Investors know a lot about the companies they invest in (or plan to)…except this!

von | 24.03.2022 | Business Consulting, Change/Tranformation Processes, Employee Experience

Do Investors/Shareholders REALLY know what’s going on in their portfolio companies? Is past & current financial data enough to predict what will happen in the future? Or should they look toward more substantive people-related data? The power of people-driven performance variation that either inhibits or unleashes company (and stock) growth is the next big investment priority of the 21st century.

It´s not just ESG that matters

There is a lot of hype these days around ESG-reporting. A lot of investors want their portfolio to include “green-type” Companies that take Sustainability to heart. This is considered to be an important step in demonstrating that the investment community cares about the future of our planet, I guess.

Regardless of whether or not ESG-Investors are sincere in their motives (I hope they are), we at AC Authentic Consult (AC) believe that in all of the ESG-hype there are some important factors that are being overlooked, ones that should be elevated to a special status within ESG-reporting overall or at least separately considered in earnest when doing due diligence on investment opportunities.

People-Driven Performance

What we are referring to is elevating the importance of people-focused organizations. We believe, based on many years of working in the realm of reducing people-driven performance variation (RPV), that people are still the most overlooked resources that companies have.

Sure, we see a lot of “lip-service” out there saying much of what we say. We, of course, like all of you, often hear that the “number one” resource that companies have, are their people. Time and time again. And we all know Richard Branson´s (Virgin) line about “if you want happy customers, take care of your employees first!” Or something to that effect…
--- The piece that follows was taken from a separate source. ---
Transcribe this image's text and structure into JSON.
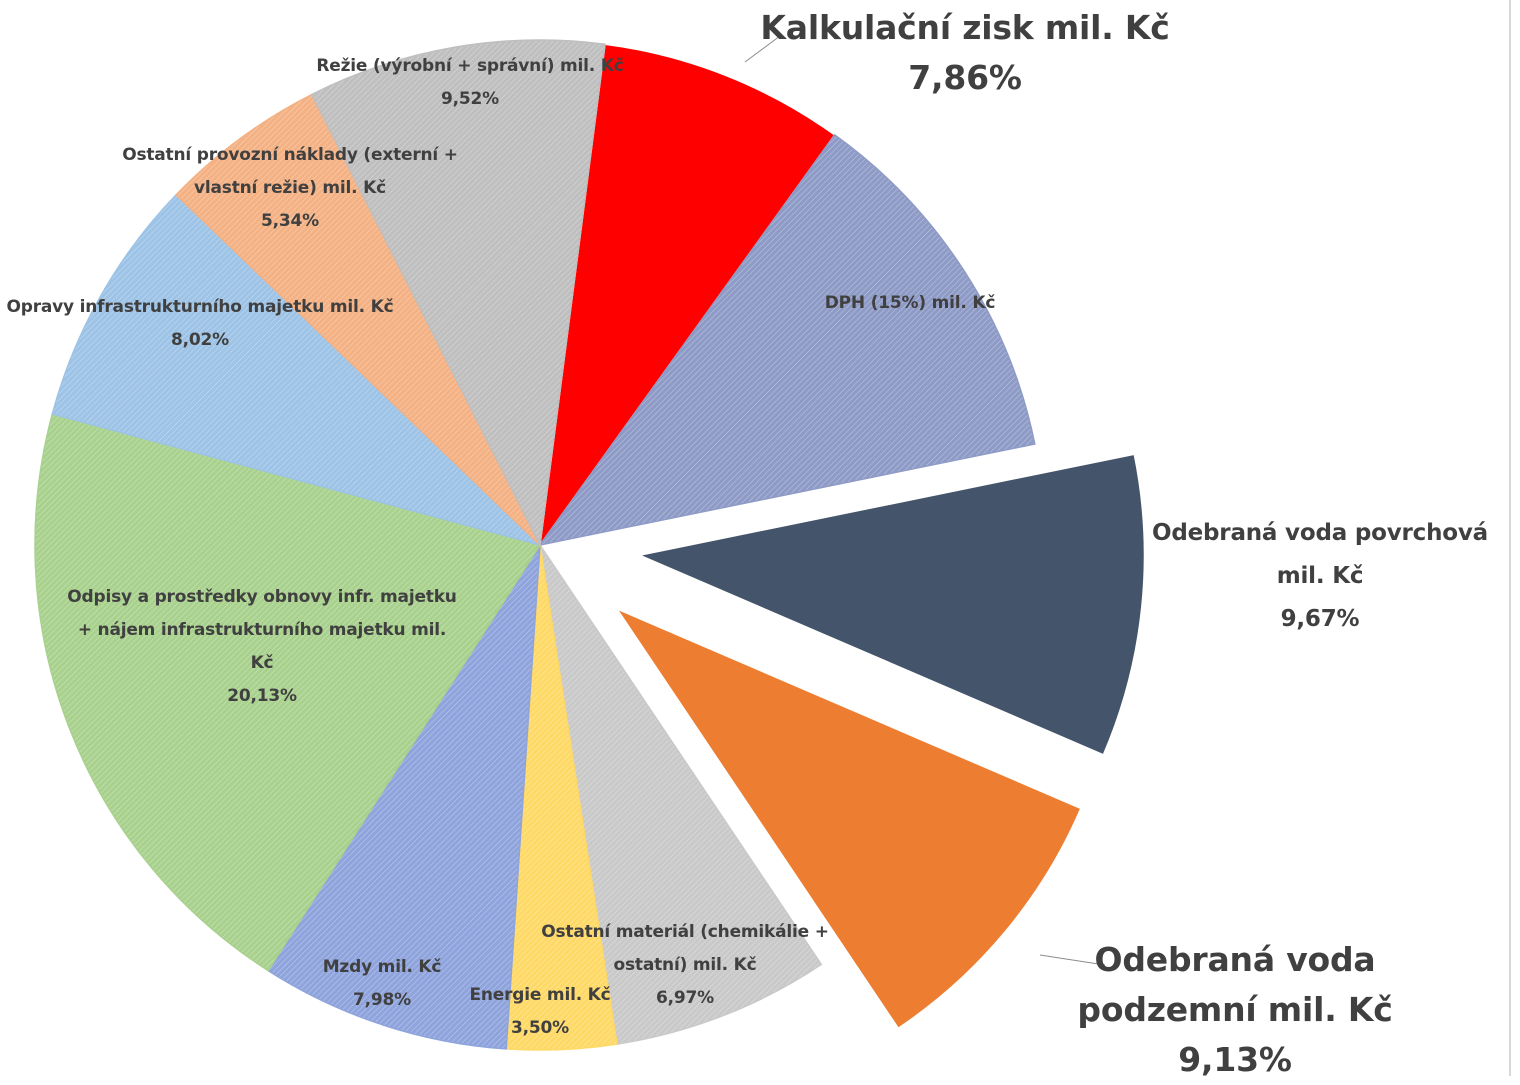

But what does the reality on the ground look like? Just take a look at Gallup´s Engagement Survey. It is conducted every few years in the U.S. and around the globe and has been conducted annually in Germany since 2003. The results tend to vary around the globe, but on average they indicate that about 15% of all employees in any given country are “highly engaged”, 70% are “not engaged” (i.e. they come to work for their monthly pay checks) and 15% are “actively disengaged”, in other words, they “hate” their workplaces and would like nothing more than to see their companies fail…
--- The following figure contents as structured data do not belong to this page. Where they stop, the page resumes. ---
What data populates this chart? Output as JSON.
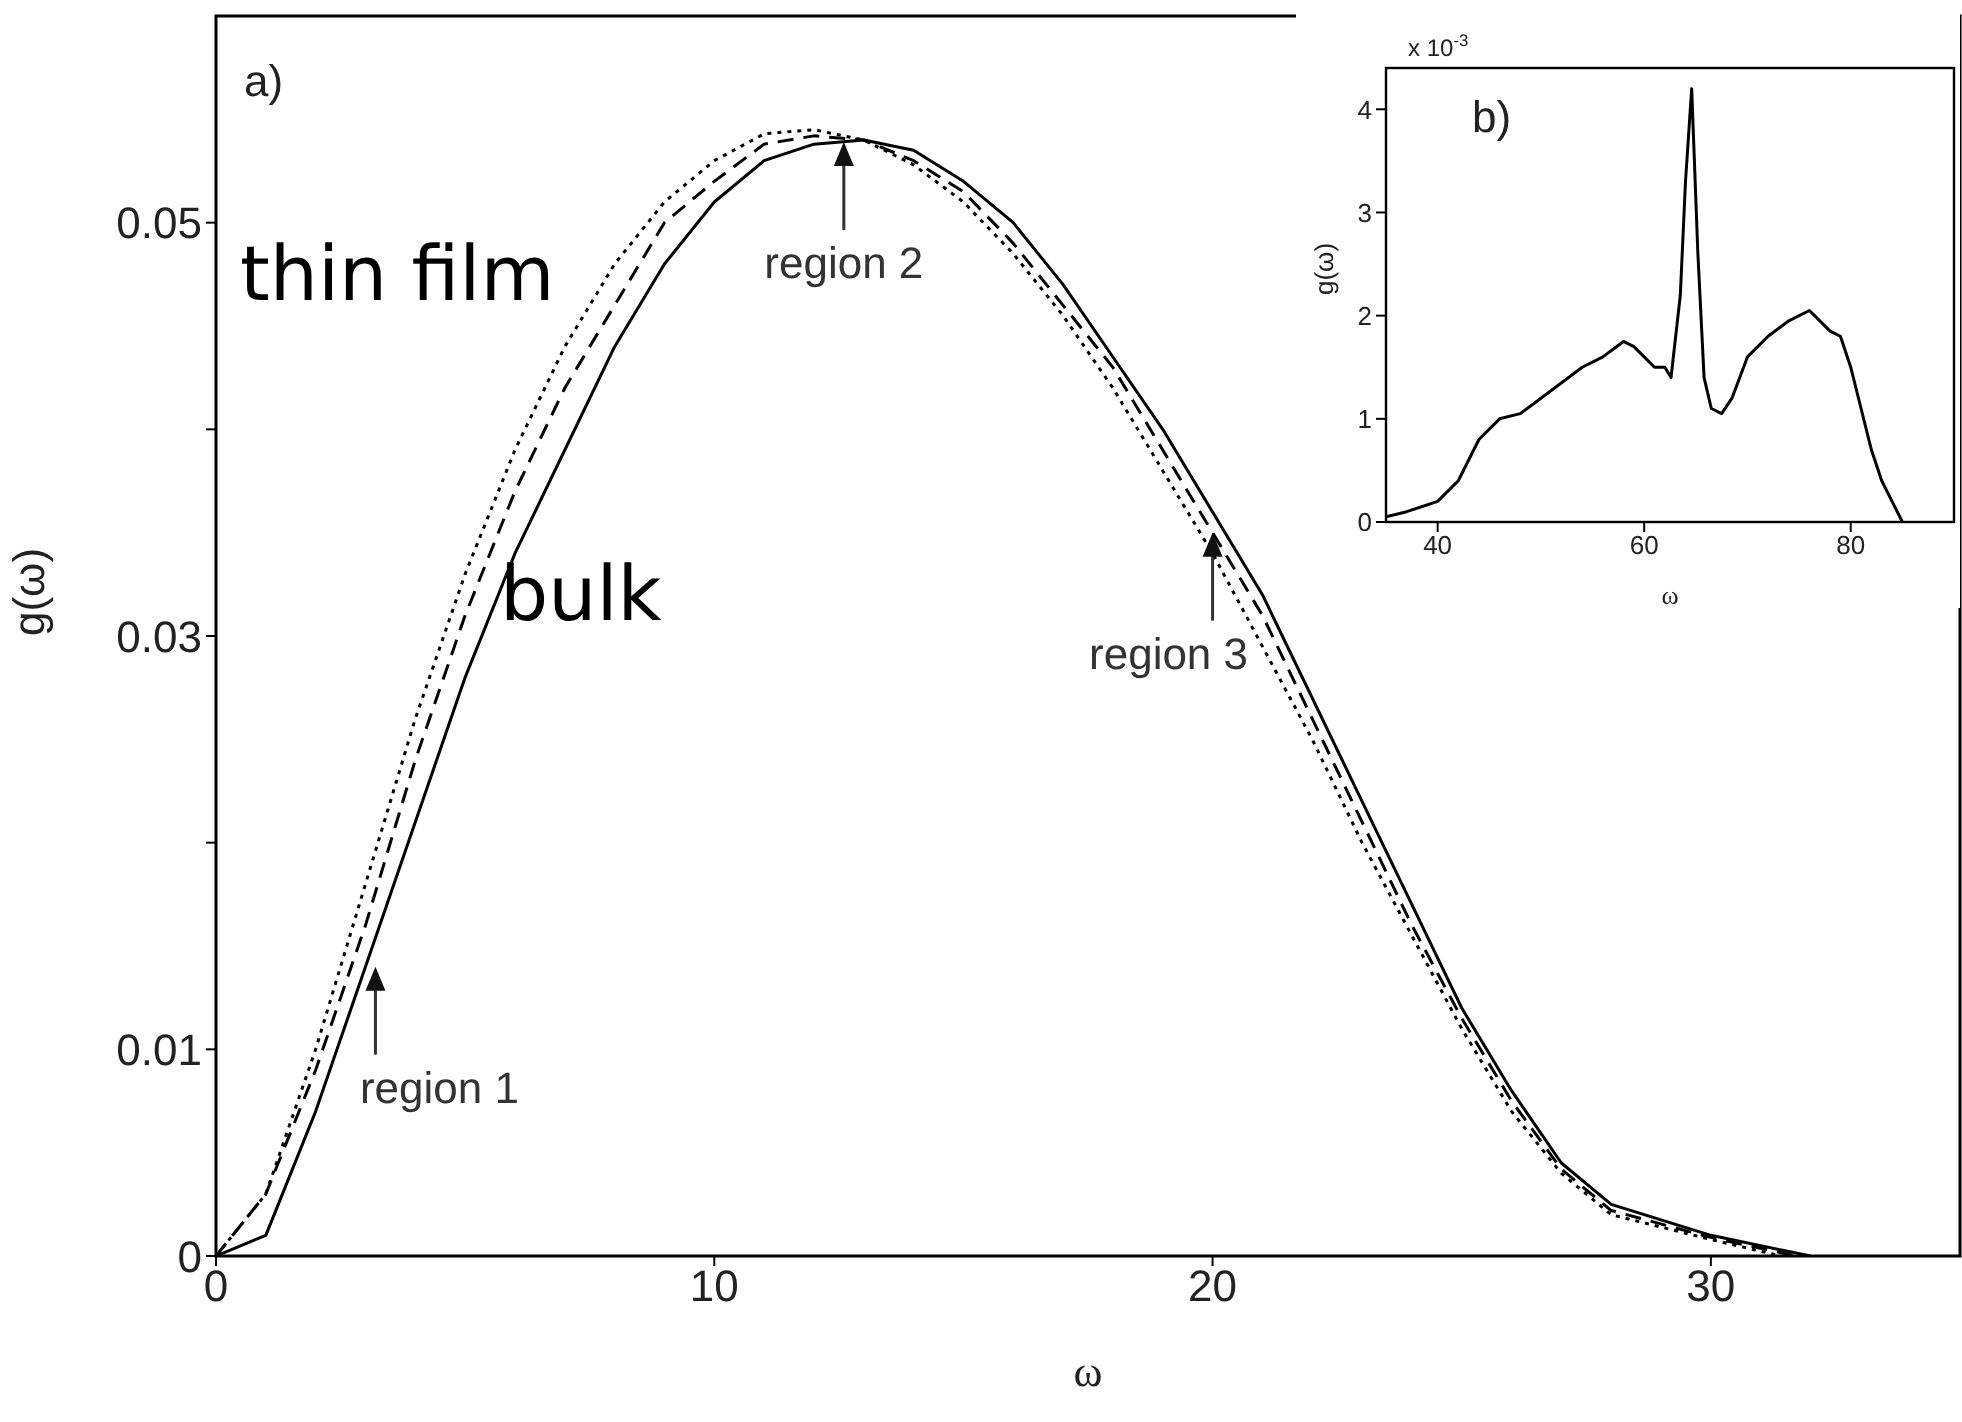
{
  "chart_data": [
    {
      "type": "line",
      "xlabel": "ω",
      "ylabel": "g(ω)",
      "x": [
        0,
        1,
        2,
        3,
        4,
        5,
        6,
        7,
        8,
        9,
        10,
        11,
        12,
        13,
        14,
        15,
        16,
        17,
        18,
        19,
        20,
        21,
        22,
        23,
        24,
        25,
        26,
        27,
        28,
        30,
        32
      ],
      "series": [
        {
          "name": "bulk",
          "color": "#000000",
          "line_style": "solid",
          "values": [
            0,
            0.001,
            0.007,
            0.014,
            0.021,
            0.028,
            0.034,
            0.039,
            0.044,
            0.048,
            0.051,
            0.053,
            0.0538,
            0.054,
            0.0535,
            0.052,
            0.05,
            0.047,
            0.0435,
            0.04,
            0.036,
            0.032,
            0.027,
            0.022,
            0.017,
            0.012,
            0.008,
            0.0045,
            0.0025,
            0.001,
            0
          ]
        },
        {
          "color": "#000000",
          "line_style": "dashed",
          "x": [
            0,
            1,
            2,
            3,
            4,
            5,
            6,
            7,
            8,
            9,
            10,
            11,
            12,
            13,
            14,
            15,
            16,
            17,
            18,
            19,
            20,
            21,
            22,
            23,
            24,
            25,
            26,
            27,
            28,
            30,
            31.7
          ],
          "values": [
            0,
            0.003,
            0.009,
            0.016,
            0.024,
            0.031,
            0.037,
            0.042,
            0.046,
            0.05,
            0.052,
            0.0538,
            0.0542,
            0.054,
            0.053,
            0.0515,
            0.049,
            0.046,
            0.043,
            0.039,
            0.035,
            0.031,
            0.026,
            0.021,
            0.016,
            0.0115,
            0.0075,
            0.0042,
            0.0022,
            0.0009,
            0
          ]
        },
        {
          "name": "thin film",
          "color": "#000000",
          "line_style": "dotted",
          "x": [
            0,
            1,
            2,
            3,
            4,
            5,
            6,
            7,
            8,
            9,
            10,
            11,
            12,
            13,
            14,
            15,
            16,
            17,
            18,
            19,
            20,
            21,
            22,
            23,
            24,
            25,
            26,
            27,
            28,
            30,
            31.4
          ],
          "values": [
            0,
            0.003,
            0.01,
            0.018,
            0.026,
            0.033,
            0.039,
            0.044,
            0.048,
            0.051,
            0.053,
            0.0543,
            0.0545,
            0.054,
            0.0528,
            0.051,
            0.0485,
            0.0455,
            0.042,
            0.038,
            0.034,
            0.0295,
            0.025,
            0.02,
            0.0155,
            0.011,
            0.007,
            0.004,
            0.002,
            0.0008,
            0
          ]
        }
      ],
      "xlim": [
        0,
        35
      ],
      "xticks": [
        0,
        10,
        20,
        30
      ],
      "ylim": [
        0,
        0.06
      ],
      "yticks": [
        0,
        0.01,
        {
          "value": 0.02,
          "label": null
        },
        0.03,
        {
          "value": 0.04,
          "label": null
        },
        0.05
      ],
      "annotations": [
        "a)",
        {
          "text": "region 1",
          "x": 3.2,
          "y": 0.014
        },
        {
          "text": "region 2",
          "x": 12.6,
          "y": 0.0539
        },
        {
          "text": "region 3",
          "x": 20,
          "y": 0.035
        }
      ],
      "grid": false,
      "legend": false,
      "marker": "none"
    },
    {
      "type": "line",
      "xlabel": "ω",
      "ylabel": "g(ω)",
      "x": [
        35,
        37,
        40,
        42,
        44,
        46,
        48,
        50,
        52,
        54,
        56,
        58,
        59,
        60,
        61,
        62,
        62.6,
        63.5,
        64,
        64.6,
        65.2,
        65.8,
        66.5,
        67.5,
        68.5,
        70,
        72,
        74,
        76,
        78,
        79,
        80,
        81,
        82,
        83,
        84,
        85
      ],
      "series": [
        {
          "color": "#000000",
          "line_style": "solid",
          "values": [
            0.05,
            0.1,
            0.2,
            0.4,
            0.8,
            1.0,
            1.05,
            1.2,
            1.35,
            1.5,
            1.6,
            1.75,
            1.7,
            1.6,
            1.5,
            1.5,
            1.4,
            2.2,
            3.3,
            4.2,
            2.6,
            1.4,
            1.1,
            1.05,
            1.2,
            1.6,
            1.8,
            1.95,
            2.05,
            1.85,
            1.8,
            1.5,
            1.1,
            0.7,
            0.4,
            0.2,
            0
          ]
        }
      ],
      "xlim": [
        35,
        90
      ],
      "xticks": [
        40,
        60,
        80
      ],
      "ylim": [
        0,
        4.4
      ],
      "yticks": [
        0,
        1,
        2,
        3,
        4
      ],
      "annotations": [
        "b)",
        "x 10$^{-3}$"
      ],
      "grid": false,
      "legend": false,
      "marker": "none"
    }
  ]
}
What do these survey numbers tell us? Well, initially they are just national averages, based on very qualified representative studies. But what does it actually look like in individual companies? Here the numbers vary quite significantly. Some companies have much better “Engagement” results than others. Highly engaged companies tend to perform much better than companies in which their employees are not as engaged. The hard facts of the matter are as follows:

Highly engaged companies have lower employee attrition rates (up to 40%) and higher productivity (18%), profitability (23%), customer engagement (10-20%) and 66% overall well-being amongst employees. Most importantly for investors (when they’re not focused on ESG), companies with engaged workforces have higher earnings per share – in fact, up to 147% higher EPS compared with their competition!

And we’re not talking about some fluke survey taken in one or two companies, Gallup has researched over 2.5 million employees in 276 companies across 54 industries in 96 countries before publishing their latest Meta-Analysis in 2020.
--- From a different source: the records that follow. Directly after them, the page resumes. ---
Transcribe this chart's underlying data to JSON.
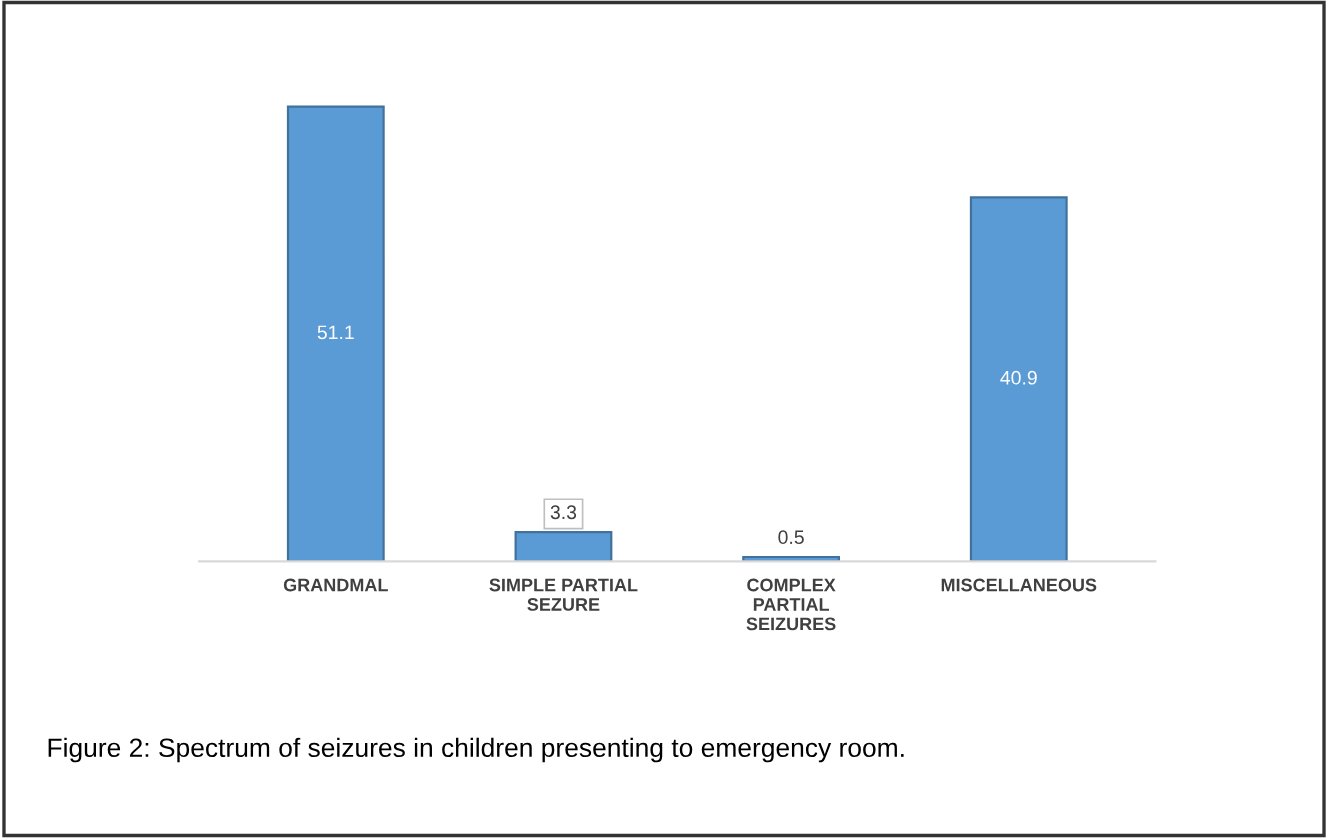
{
  "chart_data": {
    "type": "bar",
    "categories": [
      "GRANDMAL",
      "SIMPLE PARTIAL\nSEZURE",
      "COMPLEX\nPARTIAL\nSEIZURES",
      "MISCELLANEOUS"
    ],
    "values": [
      51.1,
      3.3,
      0.5,
      40.9
    ],
    "color": "#5b9bd5",
    "data_labels": true,
    "annotations": [
      "Figure 2: Spectrum of seizures in children presenting to emergency room."
    ]
  }
}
So what does this all mean for investors? Here are some of the key takeaways:

take people issues into strong consideration during due diligence before investing into companies.
look at the strength of the customer relationship based on engagement results in companies you want to invest in.
ensure that the company of interest is vested in an employee – customer – financial outcomes model and ensure that each link correlates to the next.
dig deeper to look at overall organisational health & corporate culture: leadership principles, diversity, well-being & people-driven innovation — these tend to be important indicators of engagement.
you might also want to check to see if a company has a plan to reduce people-driven performance variation (RPV) to drive positive change and increased performance while ensuring that people aren’t being driven to the point of burning out and thus leaving their companies (i.e. The Great Resignation…).
Finally, be sure that surveys that you have in place for your employees and customers are researched, validated, and fulfil the standards of being as close to being a predictive indicator as possible.